Thursday, April 23, 2015

Volunteers Show their Stuff

The volunteers are over-performing this year!  It's amazing what a little timely rain and my neighbor's seeds can accomplish.
Everyone knows California Poppies. I dumped a seed packet on my garden two years ago and Nature does the rest.  I am deadheading so they'll last till the garden tour. This photo was during a heat wave... they were a little limp.
I inadvertently designed an excellent garden for volunteers in my front yard.  The bases of my mounds collect both seeds and moisture (from association lawn overspray), making them ideal incubators for wildflowers.  Weeds too, but it's a small area, and once the wildflowers take hold they crowd out the weeds. When they fade away in summer, the bare gravel base of the slope does not seem out of place. The trickiest part was figuring out which were weeds and which were wildflowers.
Seep Monkeyflower (from Tomaz' garden next door) was a surprise. My garden's not wet!
Perennial Blue-eyed Grass was the first colonizer of my garden.  Two plants from Tomaz became a half dozen the next year– but no blooms.  I had wondered if I got duds.  They are blooming copiously their second year, with so many new sprouts I'll be stocking my friends' gardens next year.
Blue-eyed Grass with a background of Red Buckwheat. It disappears in summer, but happily grows in, through and around just about anything, so no bare spots.
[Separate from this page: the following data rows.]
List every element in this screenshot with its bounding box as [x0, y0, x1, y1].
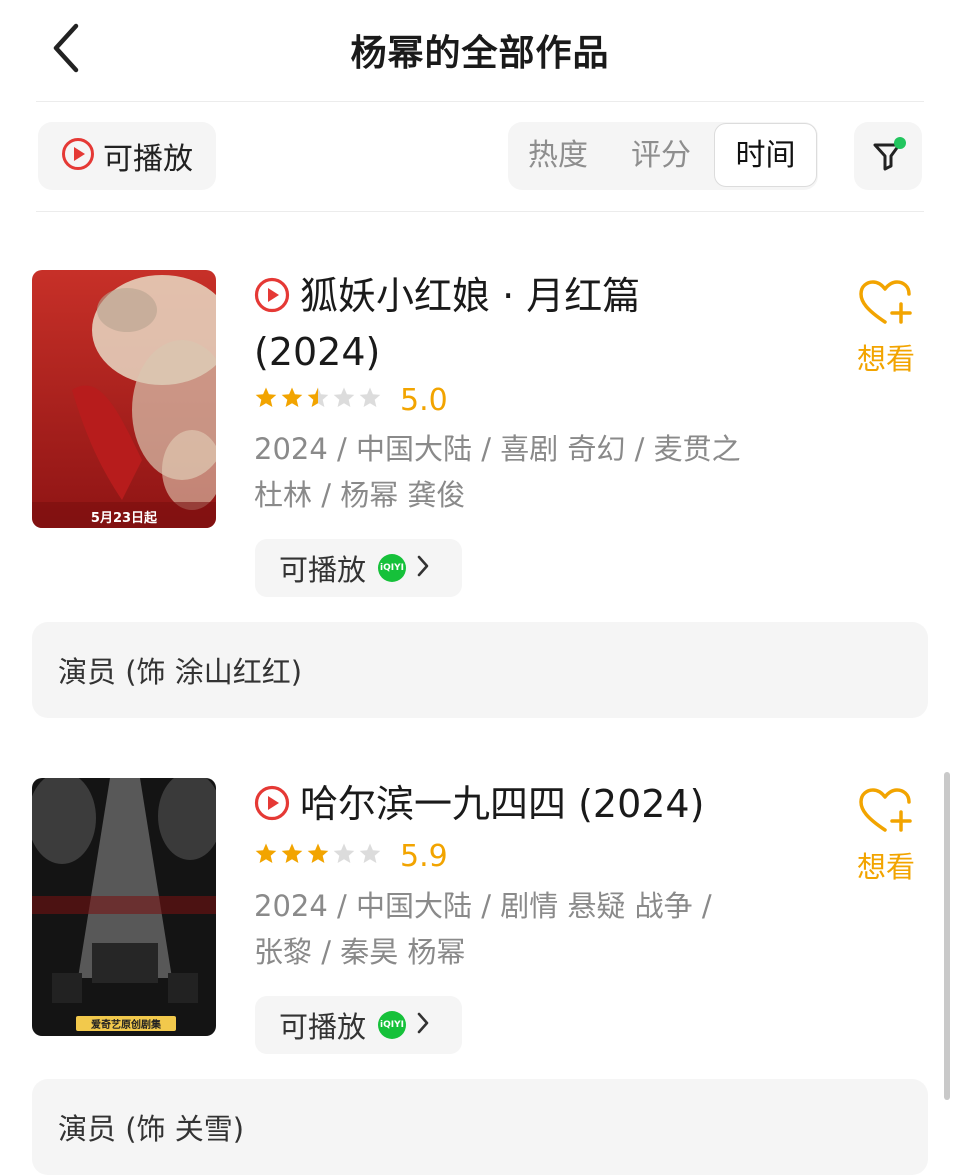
rating-row: 5.0: [254, 380, 448, 420]
play-circle-icon: [254, 782, 290, 834]
play-source-button[interactable]: 可播放 iQIYI: [255, 539, 462, 597]
role-info: 演员 (饰 关雪): [32, 1079, 928, 1175]
poster-image[interactable]: 5月23日起: [32, 270, 216, 528]
play-source-label: 可播放: [279, 1010, 367, 1044]
role-text: 演员 (饰 涂山红红): [58, 655, 303, 689]
filter-funnel-icon: [854, 137, 922, 194]
movie-title-text: 狐妖小红娘 · 月红篇: [300, 274, 641, 318]
playable-filter-button[interactable]: 可播放: [38, 122, 216, 190]
star-rating: [254, 385, 384, 415]
star-icon: [255, 387, 277, 407]
movie-title-year: (2024): [254, 330, 381, 374]
header-divider: [36, 101, 924, 102]
movie-meta: 2024 / 中国大陆 / 剧情 悬疑 战争 / 张黎 / 秦昊 杨幂: [254, 883, 794, 975]
rating-score: 5.0: [400, 382, 448, 418]
movie-meta-line: 杜林 / 杨幂 龚俊: [254, 478, 466, 512]
star-rating: [254, 841, 384, 871]
role-info: 演员 (饰 涂山红红): [32, 622, 928, 718]
heart-plus-icon: [855, 280, 917, 332]
heart-plus-icon: [855, 788, 917, 840]
iqiyi-icon: iQIYI: [378, 554, 407, 582]
want-to-watch-button[interactable]: 想看: [846, 786, 926, 886]
star-icon: [255, 843, 277, 863]
filter-button[interactable]: [854, 122, 922, 190]
want-to-watch-label: 想看: [856, 850, 915, 884]
chevron-right-icon: [416, 554, 430, 582]
star-icon: [307, 387, 329, 407]
play-source-label: 可播放: [279, 553, 367, 587]
scrollbar[interactable]: [944, 772, 950, 1100]
iqiyi-icon: iQIYI: [378, 1011, 407, 1039]
movie-title[interactable]: 哈尔滨一九四四 (2024): [254, 778, 814, 834]
play-circle-icon: [61, 137, 95, 175]
sort-tab-time[interactable]: 时间: [714, 123, 817, 187]
star-icon: [281, 387, 303, 407]
rating-score: 5.9: [400, 838, 448, 874]
want-to-watch-label: 想看: [856, 342, 915, 376]
rating-row: 5.9: [254, 836, 448, 876]
star-icon: [307, 843, 329, 863]
poster-caption: 爱奇艺原创剧集: [76, 1016, 176, 1031]
movie-title-text: 哈尔滨一九四四 (2024): [300, 782, 705, 826]
star-icon: [359, 387, 381, 407]
sort-tab-rating[interactable]: 评分: [611, 122, 711, 190]
star-icon: [333, 387, 355, 407]
poster-caption: 5月23日起: [90, 511, 158, 526]
star-icon: [333, 843, 355, 863]
movie-meta-line: 2024 / 中国大陆 / 剧情 悬疑 战争 /: [254, 889, 712, 923]
star-icon: [359, 843, 381, 863]
play-circle-icon: [254, 274, 290, 326]
want-to-watch-button[interactable]: 想看: [846, 278, 926, 378]
page-title: 杨幂的全部作品: [350, 33, 610, 74]
sort-tab-hotness[interactable]: 热度: [508, 122, 608, 190]
poster-image[interactable]: 爱奇艺原创剧集: [32, 778, 216, 1036]
sort-tabs: 热度 评分 时间: [508, 122, 818, 190]
filter-divider: [36, 211, 924, 212]
chevron-right-icon: [416, 1011, 430, 1039]
movie-meta-line: 张黎 / 秦昊 杨幂: [254, 935, 466, 969]
movie-meta-line: 2024 / 中国大陆 / 喜剧 奇幻 / 麦贯之: [254, 432, 741, 466]
playable-filter-label: 可播放: [103, 142, 193, 177]
role-text: 演员 (饰 关雪): [58, 1112, 245, 1146]
movie-title[interactable]: 狐妖小红娘 · 月红篇 (2024): [254, 270, 814, 378]
play-source-button[interactable]: 可播放 iQIYI: [255, 996, 462, 1054]
star-icon: [281, 843, 303, 863]
movie-meta: 2024 / 中国大陆 / 喜剧 奇幻 / 麦贯之 杜林 / 杨幂 龚俊: [254, 426, 794, 518]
Many California wildflowers are annuals.  They sprout in winter, delight in spring, and vanish by summer.  Perhaps this is the reason they are seldom cultivated (aside from poppies).  But their seeds live on.
Life-sized photo of little Beach Primrose (Camissonia cheiranthifolia), also seeded from Tomaz' planting.
Our tallest volunteer by far is Elegant Clarkia (Clarkia unguiculata), a meadow flower found widely in California.  I got the seeds, gave them to Tomaz, and one of their progeny shot up through my seaside daisies.  His side of the garden has a dozen or so two-foot sprigs. I have one monster.
Elegant Clarkia on steroids: four feet tall.  Also color coordination is out the window.  Totally worth it. 
Another Clarkia that performs well in my garden is Farewell to Spring (Clarkia bottae).  It blooms later than other annual wildflowers, and is not yet at its peak.  The selection I got from Tree of Life (in 4" pots) makes very neat round mounds.
Early blooms from Farewell to Spring.
Lighting up the unirrigated, mowed strip along the campus ring road at UCI: Desert Marigold (Baileya radiata). I hope the one I just planted produces some volunteers too!
Unstoppable native.  This Desert Marigold got mowed and came right back.
A garden is always a collaboration between humans and nature.  I like it when nature takes liberties with design.  I'm glad my garden has room for these stunning volunteers.